In one of the episode’s most emotional few moments, Ellie returns home and, for the first time, is able to walk through the entire space and take it all in. She enters Joel’s bedroom, where she finds his watch and gun boxed up on his bed. Then she enters his closet, and sees the flannel-lined jacket that he is rarely seen not wearing. (For the record, it’s a Flint and Tinder Flannel-Lined Waxed Trucker Jacket in Field Tan, which can be purchased from Huckberry—and you can read our review of it here.)
It’s there, seeing and smelling Joel’s well-worn jacket, that Ellie finally loses her composure and allows herself to cry. As Ramsey told The Hollywood Reporter, that scene was the one they—and Mazin and Druckmann—were most worried about being able to pull off.
“That was the hardest [scene],” Ramsey told THR. “I really struggle with crying in scenes. I can get a tear out, but that’s different to crying. And even getting the tear, it doesn’t come easy for me."
"I don’t cry in front of people in my everyday life," they continued. "A very, very limited amount of people in my life will see me cry.
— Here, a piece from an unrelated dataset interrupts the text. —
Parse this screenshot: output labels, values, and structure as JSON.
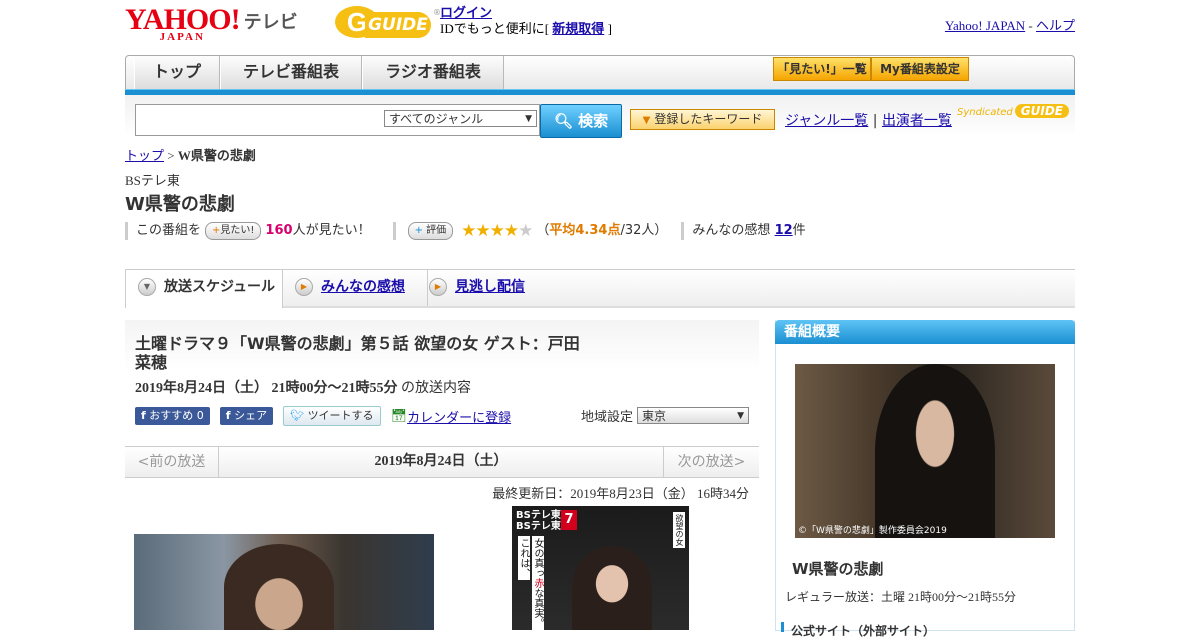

And so having to do that on a set full of people with the monitor and then more people watching the monitors… it’s virtually impossible for me. So I was really worried about that scene, and that was the toughest one for me to shoot.”
While it might seem that the easiest way for an actor to bring the waterworks on would be to think of a sad circumstance in their own life, Ramsey said they actually did just the opposite.
“I was remembering the happiest of memories that I have with Pedro,” they said.
“The thing that is always the saddest for me is remembering the happy things,” they explained. “I was remembering us the first few times that we met and the whole of shooting Season 1 together, and the funniest moments. I was remembering all of that and through the lens of losing him—not just Joel and Ellie, but like me and Pedro—because the memories of me and Pedro and Joel and Ellie are so intertwined for me.”